What implements the stack in a typical process' memory?-CodePudding

I have always been confused about where 'the stack' is implemented. I know about the typical memory layout for a process (at least on Unix-like systems) but I've always wondered what actually sets the structure of that layout. Is it the operating system? The compiler? If it is, then I don't understand how the x86 ISA can have a push instruction; wouldn't this mean that some kind of stack must exist before any OS is even loaded?

CodePudding user response：

In mainstream OSes, the OS maps some stack memory and enters user-space with RSP pointing near the top of that mapping.

But that's a design choice, not a necessity. An OS could require user-space processes to lea rsp, [rel top_of_some_bss_array] or whatever early in _start, before running any instructions that use the stack. (And before installing any signal handlers or anything else that could asynchronously use RSP.)

(In a protect-mode or 64-bit OS, the kernel normally sets things up so hardware interrupts use a separate kernel stack, not the user-space stack pointer, for security reasons. But if not, or in 16-bit DOS, having a valid stack pointer at all times was important unless you disabled interrupts. )

For example in Linux: Analyzing memory mapping of a process with pmap. [stack] discusses how the initial stack grows, but how that magic only works for the main thread's stack; new threads in the same process do need you (or the thread library) to manually mmap some space. But the thread-creation system call, clone, takes an arg for what to set the new thread's stack pointer to. So the API is still designed around every task (thread) having a valid stack pointer before it starts.

Also related: Beginning of stack on Linux - the Linux kernel randomizes the initial stack pointer. It also uses stack space to pass argc, argv, and envp to user-space, along with storing the pointed-to arg and environment strings.

Instruction can exist that require some setup to use.

For example, at power-on in an x86 CPU, rsp holds 0, or at least esp on Intel; see comments. (The machine boots in 16-bit unreal mode, so only ss:sp is initially relevant). A push would wrap to ss:FFFE.

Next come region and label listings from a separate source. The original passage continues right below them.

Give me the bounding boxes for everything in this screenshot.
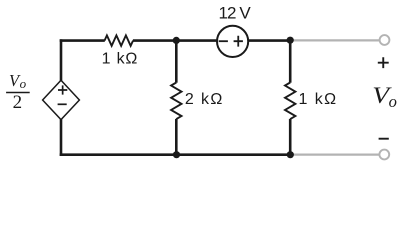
resistor R1 1 kΩ (top horizontal zigzag) [105, 35, 134, 45]
label: Vo/2 (dependent source value, fraction) [6, 71, 30, 113]
polarity mark: - at output bottom [379, 138, 389, 140]
node: junction dot bottom middle [173, 151, 180, 158]
resistor R3 1 kΩ (right vertical zigzag) [285, 83, 295, 120]
resistor R2 2 kΩ (middle vertical zigzag) [171, 83, 181, 120]
polarity mark: + at output top [378, 57, 389, 68]
wire: left vertical segment (dependent source down to bottom corner) [60, 119, 63, 156]
node: junction dot top middle [173, 37, 180, 44]
wire: bottom horizontal segment [60, 153, 291, 156]
terminal: open circle, top right output [380, 35, 390, 45]
svg-text:2 kΩ: 2 kΩ [185, 91, 224, 108]
wire: open-circuit gray lead, top right [290, 39, 380, 41]
wire: middle vertical branch upper segment [175, 41, 178, 83]
svg-text:1 kΩ: 1 kΩ [299, 91, 338, 108]
wire: top segment from 12V source to right node [248, 39, 290, 42]
wire: open-circuit gray lead, bottom right [290, 153, 379, 155]
svg-text:o: o [389, 92, 397, 111]
dependent voltage source E1 Vo/2 (diamond with + -) [43, 80, 80, 119]
svg-text:2: 2 [13, 92, 23, 113]
wire: top segment from R1 to 12V source [133, 39, 217, 42]
wire: right vertical branch lower segment [289, 119, 292, 155]
wire: top-left horizontal segment from left corner to R1 [60, 39, 105, 42]
wire: middle vertical branch lower segment [175, 119, 178, 155]
label: Vo (output voltage) [372, 83, 397, 111]
node: junction dot bottom right [287, 151, 294, 158]
svg-text:12 V: 12 V [219, 4, 252, 23]
terminal: open circle, bottom right output [379, 150, 389, 160]
wire: left vertical segment (top corner down to dependent source) [60, 39, 63, 80]
svg-text:1 kΩ: 1 kΩ [102, 51, 139, 68]
svg-text:o: o [20, 76, 27, 91]
voltage source U1 12 V (circle with - +) [217, 26, 248, 57]
wire: right vertical branch upper segment [289, 41, 292, 83]
node: junction dot top right [287, 37, 294, 44]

The BIOS code at the reset vector should set ss:sp to point somewhere before running any push or pop, or call/ret, or enabling interrupts (which will asynchronously use the stack). I assume the system boots with IF=0 because software won't yet have stored an interrupt table and used lidt. (This code I'm talking about is in the BIOS itself, before your own code could run via UEFI or as a legacy BIOS MBR bootloader.)

Similarly, the existence of xlat doesn't imply that RBX is always a valid pointer. Don't put an xlat in your code where it will run when RBX isn't a valid pointer, though!
Or just don't use it, since it's not very fast. Same for loop, RCX isn't always a valid loop counter. And again, it's not fast except on recent AMD CPUs; prefer dec ecx / jnz.

For convenience and efficiency, it works much well to have the OS just provide a stack mapping, instead of requiring the process to allocate its own stack in the BSS, or with an mmap system call or something. It's assumed that every process will want a stack, so might as well just have that set up ahead of time before entering user-space.

CodePudding user response：

If we think of say windows, linux, macos, etc. The operating system will have rules for binary file formats, it will have a loader that loads the binaries that it supports and it may also be known for example does the application need to initialize .data and .bss or will the operating systems loader zero .bss for you based on entries in the binary?

But also the memory space for a typical application.

Then when you or someone builds say for example gcc or llvm toolchain for this operating system and target (x86, arm, etc) it is also building knowing the target operating system, defaulting, ideally, to the preferred binary format. The gnu c library will be specific to that operating system and so on.

So while it may seem that I just download a pre-built windows gnu toolchain or I download a pre-built linux toolchain and they both have gcc and other tools. Those two builds are quite different with respect to the backend of the C library and how the binaries are built (linker script, etc).

The stack space is ultimately your responsibility as the programmer, as well as heap, .text, etc. And if you are doing bare metal for an mcu you may or may not see this (a lot of folks use the canned vendor stuff and here again do not see what is going on). But almost every one uses pre-built toolchains or even if you build your own say gnu or llvm from sources, you will still likely get the defaults prepared for you by someone else that match the operating system environment.